Di bidang pendidikan, pemikiran, intelektualisme, dan riset melalui Tasyawirul Afkar, NW, dan Syubbanul Wathan, turut serta dihancurkan. Cara yang digunakan adalah politik pecah-belah. Misalnya, dikembangkan pemikiran keagamaan berbahaya ala Wahabi lewat antek-anteknya di Indonesia yang melihat persoalan hitam-putih.
Artinya, pemikiran keagamaan yang tidak sesuai Islam modern (Wahabi)—seperti tradisionalisme NU—wajib dihanguskan dari muka bumi. Jika perlu, cara kekerasan sistematis dipergunakan menghabisi NU. Sengaja, kalangan tradisional didesain sistematis agar tidak pandai dan tidak tahu banyak informasi. Semakin cerdas kalangan tradisionalis semakin gencar serangan terhadap kolonialisme dan ajaran Wahabi ala Islam modern.
Maarif dan Pondok Pesantren (Nahdlatul Wathan) sebagai instrumen pendidikan Nahdliyin turut dilemahkan, yakni, melalui ordonansi guru. Aturan yang memiliterisasi kurikulum pendidikan di Indonesia dan terus diawasi pemerintah. Itu sebagai syarat agar pemerintah (Depertemen Pendidikan Nasional) bersedia memberikan bantuan dana untuk kemajuan pendidikan NU. Namun, militerisasi pendidikan ditolak karena salah satu skenario penjajahan.

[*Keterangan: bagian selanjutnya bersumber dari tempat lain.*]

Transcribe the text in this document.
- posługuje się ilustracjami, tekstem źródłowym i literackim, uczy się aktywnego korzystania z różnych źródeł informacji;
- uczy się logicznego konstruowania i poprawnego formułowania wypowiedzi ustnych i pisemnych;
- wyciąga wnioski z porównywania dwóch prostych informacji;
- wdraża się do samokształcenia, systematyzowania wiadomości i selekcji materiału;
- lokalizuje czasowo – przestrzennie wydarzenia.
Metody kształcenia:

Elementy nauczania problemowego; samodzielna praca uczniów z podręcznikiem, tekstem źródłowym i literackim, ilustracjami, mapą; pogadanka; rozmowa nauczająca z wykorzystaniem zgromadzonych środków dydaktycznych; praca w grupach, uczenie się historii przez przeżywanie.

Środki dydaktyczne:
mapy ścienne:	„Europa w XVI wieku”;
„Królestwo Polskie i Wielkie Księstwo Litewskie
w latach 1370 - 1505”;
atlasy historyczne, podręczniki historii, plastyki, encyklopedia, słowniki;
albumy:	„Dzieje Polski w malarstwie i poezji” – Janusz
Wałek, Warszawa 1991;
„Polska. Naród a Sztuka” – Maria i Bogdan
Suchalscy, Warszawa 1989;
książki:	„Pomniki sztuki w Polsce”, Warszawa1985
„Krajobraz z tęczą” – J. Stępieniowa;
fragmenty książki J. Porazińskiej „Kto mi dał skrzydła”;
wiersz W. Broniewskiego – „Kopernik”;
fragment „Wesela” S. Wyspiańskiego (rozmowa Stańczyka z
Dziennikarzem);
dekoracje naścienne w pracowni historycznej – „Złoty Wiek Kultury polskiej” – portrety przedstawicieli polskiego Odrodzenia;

Pada dimensi militer, NU juga dihancurkan melaui politik modernisasi. Suatu aturan modern yang mensyarakatkan tentara harus berijazah sebagai syarat rasional aturan modern. Padahal, tentara-tentara NU yang terlibat dalam perang kemerdekaan dan penyelamatan bangsa (Barisan Ansor Serbaguna/Banser, dan sebagainya) saat kerusuhan, tidak punya ijazah. Mereka kebanyakan mengenyam pendidikan di pesantren yang tidak mengeluarkan ijazah versi resmi penguasa.
Dimensi politik NU turut dihancurkan. Dilakukan melalui deideologisasi dan defungsionalisasi partai politik yang berujung pada fusi (penyatuan) partai politik pada 1973. Sehingga, NU tidak punya alat partai politik yang bisa menyalurkan dan mewujudkan tujuan mayoritas rakyat Indonesia yang tertindas (penduduk Indonesia yang mayoritas tradisionalis).
NU Bangkit Betulan
Andaikan sendi dan basis kekuatan NU yang sudah dirancang sejak sebelum NU berdiri tidak hancur oleh politik genosida, NU tidak akan jadi kenangan manis masa lalu. Namun, NU menjadi pilar kuat kemajuan rakyat Indonesia yang mayoritas adalah kaum tradisional yang sangat menghargai budaya, tradisi, kearifan lokal, falsafah hidup bangsa, dan sebagainya, yang diwariskan kakek-buyut, nenek moyang, dan ibu-ayah yang telah melahirkannya.
Mayoritas rakyat pedagang dan petani tradisional yang tergabung dalam NT sangat mungkin sekarang ini sudah menjadi pengusaha sukses, konglomerat, miliarder, dan sejahtera dalam ukuran ekonomi. Orang terkaya di Indonesia tidak dimonopoli Aburizal Bakri dan kelompoknya, penguasaha yang merugikan bangsa Indonesia.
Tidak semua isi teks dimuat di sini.